Previously, I explained why the 11th of most months is mentioned far less than the other days in the Google Ngrams database of English literature from 1800-2008. This was to solve a long-standing question posed in an xkcd comic. While researching this, I encountered another mystery: the 2nd, 3rd, 22nd, and 23rd are unusually low as well—but only until the 1930s, at which point they become perfectly normal days. Last time, I set this question aside to focus on the 11th. In this installment, I explain the strange behavior of these four days.

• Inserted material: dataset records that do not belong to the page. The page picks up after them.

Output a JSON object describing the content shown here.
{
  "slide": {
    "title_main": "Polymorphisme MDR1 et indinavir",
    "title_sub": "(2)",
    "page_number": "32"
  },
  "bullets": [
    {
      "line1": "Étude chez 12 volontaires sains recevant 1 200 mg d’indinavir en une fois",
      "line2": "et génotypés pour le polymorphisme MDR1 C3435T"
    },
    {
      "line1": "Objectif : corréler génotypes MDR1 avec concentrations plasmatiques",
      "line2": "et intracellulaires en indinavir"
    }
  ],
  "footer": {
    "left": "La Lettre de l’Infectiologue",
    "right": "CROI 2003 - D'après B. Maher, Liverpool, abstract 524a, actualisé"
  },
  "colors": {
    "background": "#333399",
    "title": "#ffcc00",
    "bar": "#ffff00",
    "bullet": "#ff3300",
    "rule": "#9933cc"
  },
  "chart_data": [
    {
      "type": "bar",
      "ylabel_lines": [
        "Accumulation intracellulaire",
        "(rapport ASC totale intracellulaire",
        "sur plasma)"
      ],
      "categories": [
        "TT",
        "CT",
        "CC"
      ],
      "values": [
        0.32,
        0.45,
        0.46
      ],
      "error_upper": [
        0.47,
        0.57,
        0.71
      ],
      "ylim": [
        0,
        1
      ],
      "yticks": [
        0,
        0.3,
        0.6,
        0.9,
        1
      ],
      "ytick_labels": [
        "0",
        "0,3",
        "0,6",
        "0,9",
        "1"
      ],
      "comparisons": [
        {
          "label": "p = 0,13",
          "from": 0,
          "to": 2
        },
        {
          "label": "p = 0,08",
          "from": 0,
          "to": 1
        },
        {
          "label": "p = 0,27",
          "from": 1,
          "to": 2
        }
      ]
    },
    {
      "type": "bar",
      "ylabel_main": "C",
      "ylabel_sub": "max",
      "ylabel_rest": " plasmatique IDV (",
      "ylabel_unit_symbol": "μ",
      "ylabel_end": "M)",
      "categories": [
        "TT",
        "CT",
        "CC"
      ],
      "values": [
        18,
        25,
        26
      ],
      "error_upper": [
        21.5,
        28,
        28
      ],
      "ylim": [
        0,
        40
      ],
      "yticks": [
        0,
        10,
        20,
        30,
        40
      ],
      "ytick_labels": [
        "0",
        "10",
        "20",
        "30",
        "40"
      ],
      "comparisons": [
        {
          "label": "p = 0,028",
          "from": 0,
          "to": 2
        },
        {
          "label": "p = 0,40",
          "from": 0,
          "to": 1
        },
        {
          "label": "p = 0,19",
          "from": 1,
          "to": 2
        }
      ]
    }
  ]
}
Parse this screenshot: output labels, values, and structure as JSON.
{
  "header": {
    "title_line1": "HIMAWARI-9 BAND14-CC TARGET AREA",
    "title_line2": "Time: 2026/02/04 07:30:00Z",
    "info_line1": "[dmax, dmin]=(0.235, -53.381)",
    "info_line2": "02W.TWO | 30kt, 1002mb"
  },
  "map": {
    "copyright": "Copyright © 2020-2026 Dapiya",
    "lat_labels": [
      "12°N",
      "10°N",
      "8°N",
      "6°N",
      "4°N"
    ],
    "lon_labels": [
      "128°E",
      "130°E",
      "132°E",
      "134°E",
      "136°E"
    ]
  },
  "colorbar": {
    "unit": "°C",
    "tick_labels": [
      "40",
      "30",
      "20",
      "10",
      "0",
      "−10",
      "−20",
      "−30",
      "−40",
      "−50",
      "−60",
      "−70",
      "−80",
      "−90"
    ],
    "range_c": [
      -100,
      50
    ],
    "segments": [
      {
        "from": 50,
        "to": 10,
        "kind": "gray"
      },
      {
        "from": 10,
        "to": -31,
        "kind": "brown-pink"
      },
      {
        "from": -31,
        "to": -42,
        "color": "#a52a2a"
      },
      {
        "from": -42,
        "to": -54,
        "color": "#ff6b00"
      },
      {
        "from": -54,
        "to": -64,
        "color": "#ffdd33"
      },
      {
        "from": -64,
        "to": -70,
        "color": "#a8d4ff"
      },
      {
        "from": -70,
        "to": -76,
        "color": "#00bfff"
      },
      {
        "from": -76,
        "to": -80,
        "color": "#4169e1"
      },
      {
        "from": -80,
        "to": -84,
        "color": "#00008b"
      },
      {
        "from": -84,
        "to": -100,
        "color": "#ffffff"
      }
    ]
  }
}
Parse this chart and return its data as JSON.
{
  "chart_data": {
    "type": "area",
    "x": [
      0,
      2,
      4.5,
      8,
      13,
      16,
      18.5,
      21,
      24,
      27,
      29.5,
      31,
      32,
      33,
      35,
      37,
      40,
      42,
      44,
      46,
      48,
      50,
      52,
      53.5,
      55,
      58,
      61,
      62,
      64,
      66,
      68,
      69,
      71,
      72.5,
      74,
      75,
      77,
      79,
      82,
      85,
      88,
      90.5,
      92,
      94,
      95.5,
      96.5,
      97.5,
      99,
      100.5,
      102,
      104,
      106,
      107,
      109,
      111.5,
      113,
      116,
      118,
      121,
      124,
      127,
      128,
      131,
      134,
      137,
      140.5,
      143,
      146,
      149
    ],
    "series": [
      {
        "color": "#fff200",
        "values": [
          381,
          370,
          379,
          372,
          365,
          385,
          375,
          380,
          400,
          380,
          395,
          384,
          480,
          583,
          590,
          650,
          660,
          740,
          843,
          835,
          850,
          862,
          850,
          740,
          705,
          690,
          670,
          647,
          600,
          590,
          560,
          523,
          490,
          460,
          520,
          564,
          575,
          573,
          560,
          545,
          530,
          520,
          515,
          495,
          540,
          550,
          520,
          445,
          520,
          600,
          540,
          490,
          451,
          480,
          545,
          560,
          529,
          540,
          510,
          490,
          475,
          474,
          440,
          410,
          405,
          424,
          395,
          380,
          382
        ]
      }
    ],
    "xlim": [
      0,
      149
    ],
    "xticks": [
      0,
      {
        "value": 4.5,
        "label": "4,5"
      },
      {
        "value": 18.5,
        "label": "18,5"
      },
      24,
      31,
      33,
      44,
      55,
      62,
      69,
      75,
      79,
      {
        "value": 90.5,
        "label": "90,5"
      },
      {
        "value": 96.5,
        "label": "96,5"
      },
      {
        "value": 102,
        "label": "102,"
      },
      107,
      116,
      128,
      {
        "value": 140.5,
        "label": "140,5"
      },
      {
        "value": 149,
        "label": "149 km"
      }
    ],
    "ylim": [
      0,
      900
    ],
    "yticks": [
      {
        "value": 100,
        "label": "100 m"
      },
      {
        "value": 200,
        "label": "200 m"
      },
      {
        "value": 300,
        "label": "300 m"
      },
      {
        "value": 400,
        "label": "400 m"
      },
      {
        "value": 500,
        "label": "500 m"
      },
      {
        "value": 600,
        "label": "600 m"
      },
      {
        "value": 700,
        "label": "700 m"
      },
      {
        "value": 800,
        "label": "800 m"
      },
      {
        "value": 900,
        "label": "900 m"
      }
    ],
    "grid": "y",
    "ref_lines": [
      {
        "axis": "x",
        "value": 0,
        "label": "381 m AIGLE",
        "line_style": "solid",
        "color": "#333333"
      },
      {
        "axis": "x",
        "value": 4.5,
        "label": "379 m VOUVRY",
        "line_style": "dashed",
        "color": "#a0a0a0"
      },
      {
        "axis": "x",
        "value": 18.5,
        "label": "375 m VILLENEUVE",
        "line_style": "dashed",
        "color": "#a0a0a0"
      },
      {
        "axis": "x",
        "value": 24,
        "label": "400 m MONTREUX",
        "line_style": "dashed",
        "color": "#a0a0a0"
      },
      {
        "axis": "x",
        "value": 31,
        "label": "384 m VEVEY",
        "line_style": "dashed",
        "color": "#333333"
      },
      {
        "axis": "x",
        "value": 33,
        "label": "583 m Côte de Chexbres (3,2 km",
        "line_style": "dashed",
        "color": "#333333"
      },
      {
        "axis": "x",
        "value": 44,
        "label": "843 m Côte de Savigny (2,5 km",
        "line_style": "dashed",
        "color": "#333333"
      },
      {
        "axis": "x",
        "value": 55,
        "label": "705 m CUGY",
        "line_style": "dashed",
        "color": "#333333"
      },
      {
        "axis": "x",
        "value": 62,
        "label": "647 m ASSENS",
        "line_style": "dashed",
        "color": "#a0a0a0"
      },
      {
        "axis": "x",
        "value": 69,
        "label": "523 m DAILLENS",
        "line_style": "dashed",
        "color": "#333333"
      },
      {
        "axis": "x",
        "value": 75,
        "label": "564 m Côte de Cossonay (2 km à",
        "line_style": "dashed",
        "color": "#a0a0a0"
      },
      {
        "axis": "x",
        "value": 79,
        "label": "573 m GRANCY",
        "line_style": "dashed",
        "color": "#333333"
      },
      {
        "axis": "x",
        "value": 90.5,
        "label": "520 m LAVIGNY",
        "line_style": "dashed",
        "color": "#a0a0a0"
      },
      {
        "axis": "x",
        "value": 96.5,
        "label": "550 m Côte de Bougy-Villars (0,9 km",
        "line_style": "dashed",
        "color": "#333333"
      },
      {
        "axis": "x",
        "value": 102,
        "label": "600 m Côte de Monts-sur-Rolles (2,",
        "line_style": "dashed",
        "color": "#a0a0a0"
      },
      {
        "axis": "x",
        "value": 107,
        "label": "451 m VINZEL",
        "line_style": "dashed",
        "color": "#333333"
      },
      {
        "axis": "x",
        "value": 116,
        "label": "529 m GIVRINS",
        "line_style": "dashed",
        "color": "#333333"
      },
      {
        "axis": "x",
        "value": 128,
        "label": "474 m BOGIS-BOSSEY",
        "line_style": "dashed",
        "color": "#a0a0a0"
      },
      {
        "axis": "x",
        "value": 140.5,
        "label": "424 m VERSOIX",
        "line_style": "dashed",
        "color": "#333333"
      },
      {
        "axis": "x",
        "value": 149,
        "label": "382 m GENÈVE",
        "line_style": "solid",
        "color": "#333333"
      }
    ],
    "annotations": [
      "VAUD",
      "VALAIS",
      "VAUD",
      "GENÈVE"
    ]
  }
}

To remind everyone, the graph below is the mystery we are dealing with. The 2nd, 3rd, 22nd, and 23rd are practically unused in 1800, the earliest point in the database. Around 1810 is when the first substantial uses appear; they grow at about the same rate as the other days, maintaining a substantial gap at about half of what one would expect until about the 1890s. Then suddenly, the gap shrinks and continues to do so until the 1930s when 2nd, 3rd, 22nd, and 23rd are absorbed into the main group.

new_style

Ye old style

So were 2 and 3 unlucky numbers in the 1800s? Did Google’s algorithm have a hard time reading the 2s and 3s of old-timey fonts? Nope, it turns out that people used to write these ordinals as 2d, 3d, 22d, and 23d. I took the median over January 2d, February 2d, etc. for each year and did the same for the other old-style ordinals. The graph below shows the use of old-style ordinals, which start as normal days within the main group, but slowly diverge until they drop off exponentially in the 1890s, reaching a tiny residue by the 1930s.

old_style

Sometimes you can encounter a modern use of the old-style abbreviations when the ordinal is part of a name with a very long history, like the 3d Marine Division. This is not why the old-style has a small residual in the latter half of the twentieth century. If you search through Google Books for modern uses of January 2d, you will only find reprints of old books and publications of old diaries.

Combined graph

The old style falls away as the new style emerges. When we add the old-style and new-style ordinals together, we get the graph below, which shows that once the two styles are accounted for, these four days of the months are actually quite ordinary.

sum_new_old_style

I don’t have a fully satisfying explanation for why the 2nd and 3rd now peek their heads above the main group from time to time. I guess if the 1st on the month is hugely over-represented, it is reasonable to expect that the next smallest ordinals would be slightly over-represented. (“Let’s have our meeting on the first of the month.” “I have ten other meetings on the first!” “Ok then, the second.”) However, if I search Google Books for instances of January 2d or January 2nd, there are a sizable number of hits from lists like this: january_2dGoogle Books apparently ignores commas. With the 1st, 2nd, 3rd, and 4th being the only regular ordinals for weeks of the month, these might get a boost this way.

Speculation

Why did writers use these one-letter abbreviations? Probably to follow Latin, where this practice originated and the ordinal indicator is a single letter o. The Romance languages, like Spanish, Italian, and Portuguese, still use o and a. I expect that we would still be using d if it wasn’t for 1st, 4th, etc. whose final consonant sound cannot be represented by a single letter. In the end, consistency within the English language by using two letters for all ordinals was more attractive than similarity to Latin.

The code used for this analysis is available on Github.